Event management solutions are popular in supporting early attack detection, investigation, and response. Leading products in this space focus on analyzing security data in real-time. These systems for security information and event management (SIEM) collect, store, investigate, mitigate, and report on security data for incident response, forensics, and regulatory compliance.
The data that is collected for analysis comes from logs, metrics, and events which are usually combined with contextual information about users, assets, threats, and vulnerabilities. This machine data comes from a variety of sources and usually carries a timestamp for every entry. The stores for this data are usually a time-series database that knows how to consistently keep the order of events as they arrive. The stores also support Watermarks and Savepoints for its readers and writers respectively so that they can resume from an earlier point in time.
These systems, by their nature of dependence on the timelines, require analytical processing to occur on historical batches of data. Elastic storage for big data promoted the use of the map-reduce technique of processing batches where the computations for each batch were mapped before the results from their processing were reduced to a result. This took a lot of time to be useful for high volume traffic such as from the Internet-of-Things. When the batches of data became smaller, the latency for each batch could be reduced but it still did not alleviate the compute. New algorithms for streaming computed the result continuously as data arrived as events one by one. Stream processing libraries supported the aggregation and transformation by processing one event at a time. With the help of these libraries, the logic for analytics could now be conveniently written by filtering or aggregating a subset of events. Higher-level querying languages such as SQL could also be supported by viewing these events to be in a table.

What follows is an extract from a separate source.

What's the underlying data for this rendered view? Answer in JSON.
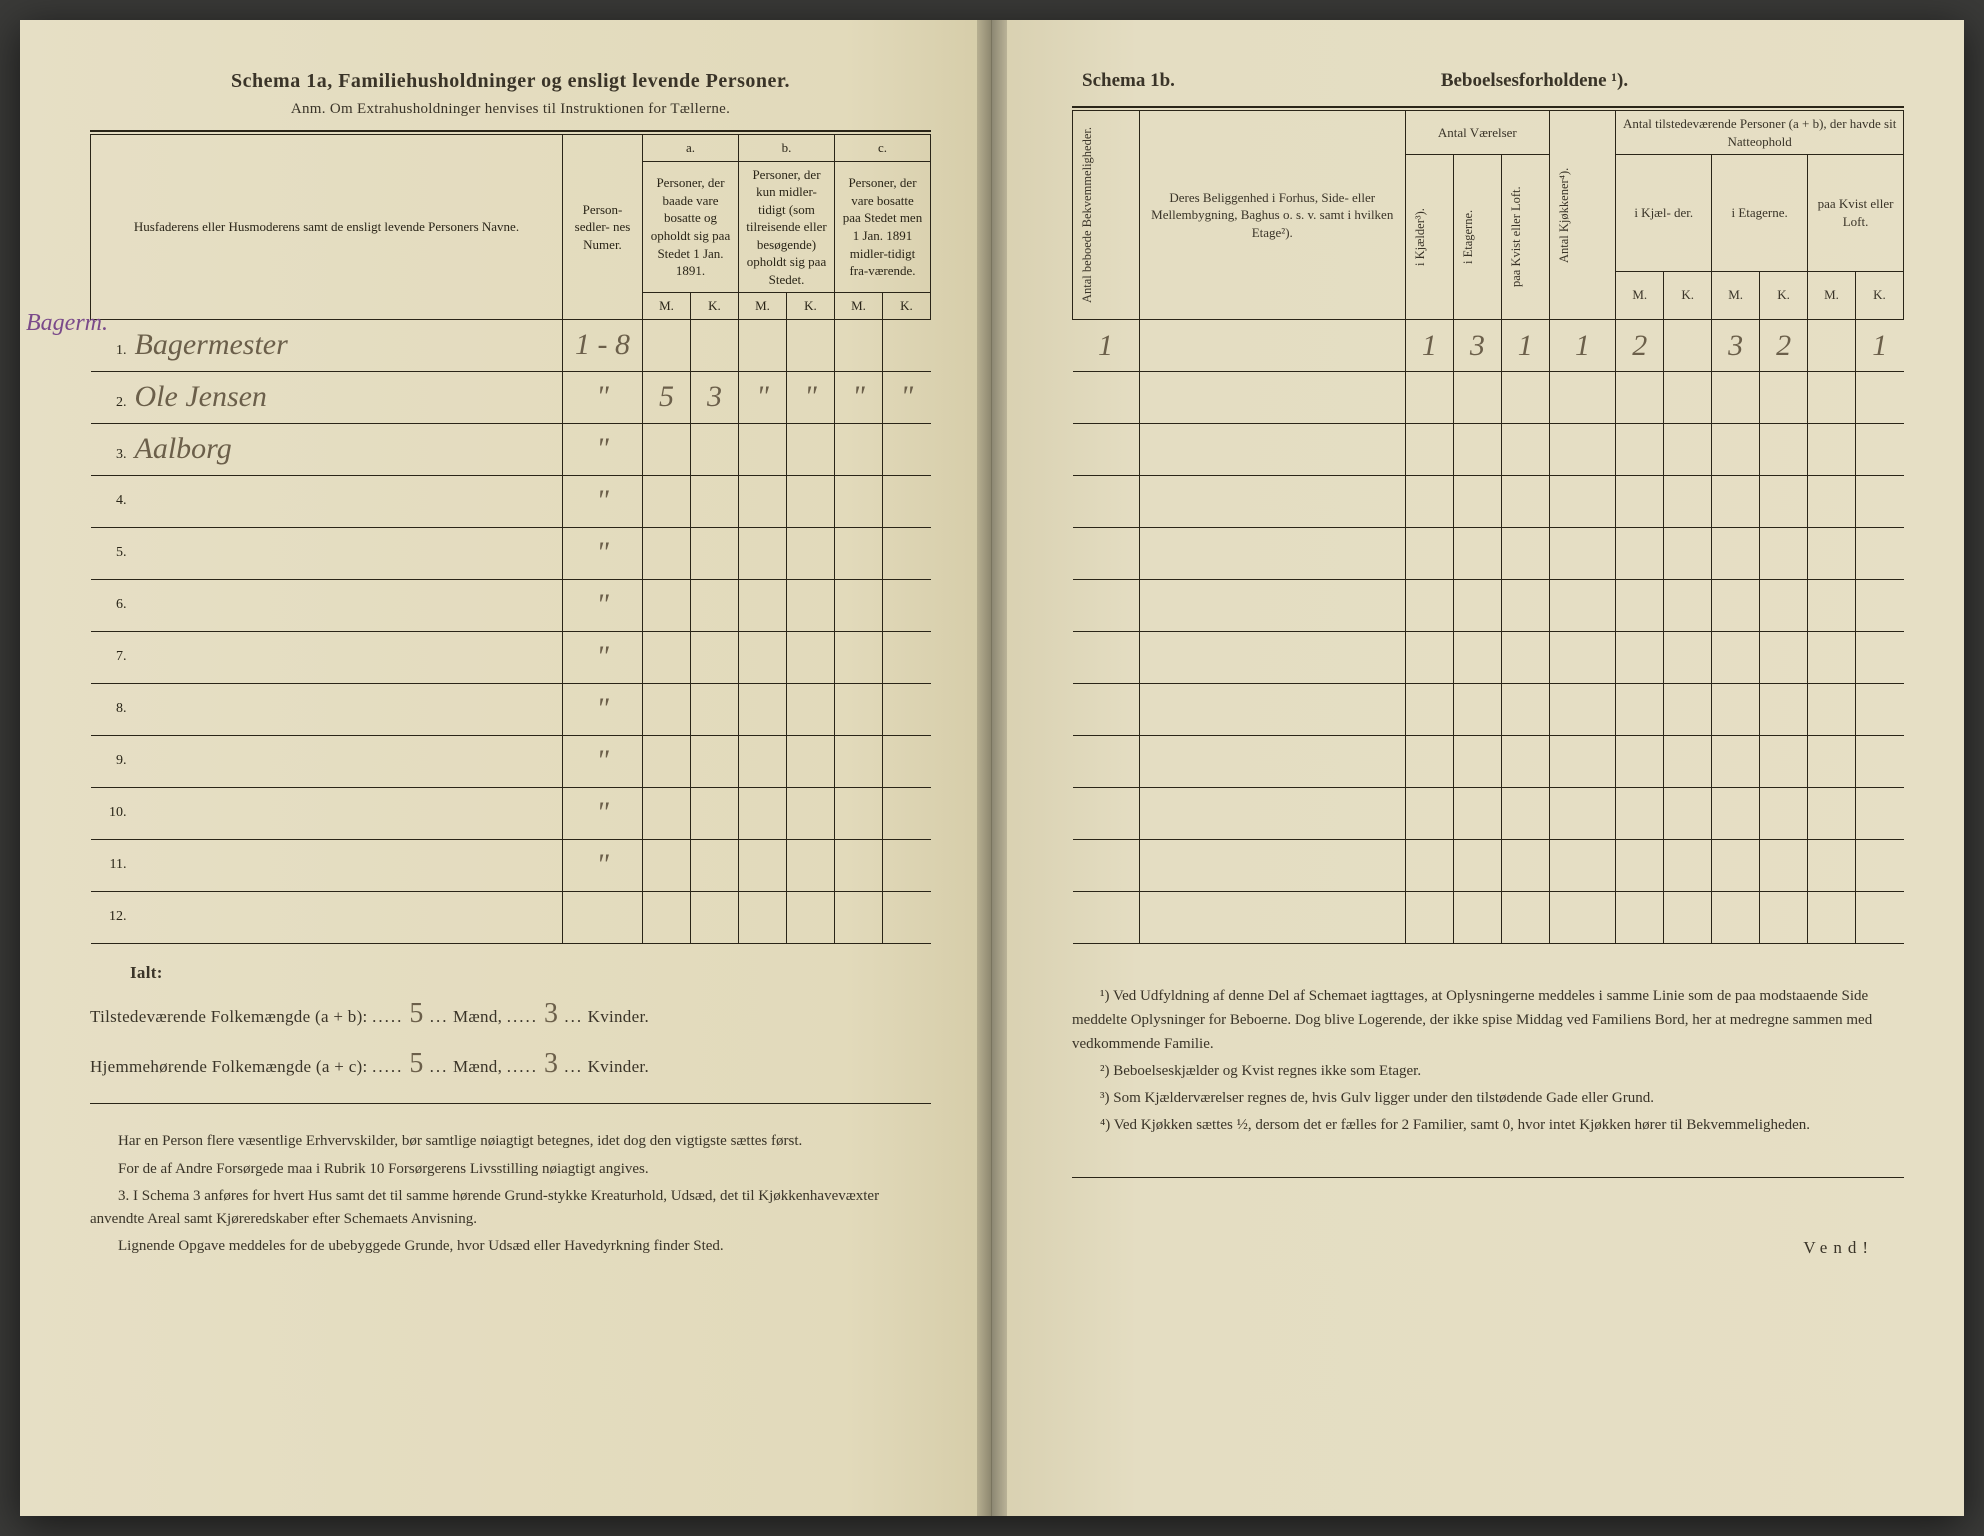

The table is a popular means for analytics because the database industry has had a rich tradition for analytics. Family of data mining techniques such as Association Mining, Clustering, Decision Trees, Linear Regression, Logistic Regression, Naïve Bayes, Neural Network, Sequence Clustering, and Time-Series was now available out of the box when the data appears in a table. Unfortunately, not all these techniques apply directly to streaming data where the data appear one by one. The standard practice for using these techniques for forecasting, risks and probability analysis, recommendations, finding sequences, and grouping starts with a model. First, the problem is defined, then the data is prepared, it is explored to help with the selection of a model, then the models are built and trained over the data, then the models are validated and finally they are kept up to date. Usually, 70% of the data is used for training, and the remaining 30% is used for testing and predictions. A similar technique is used with machine learning packages and algorithms.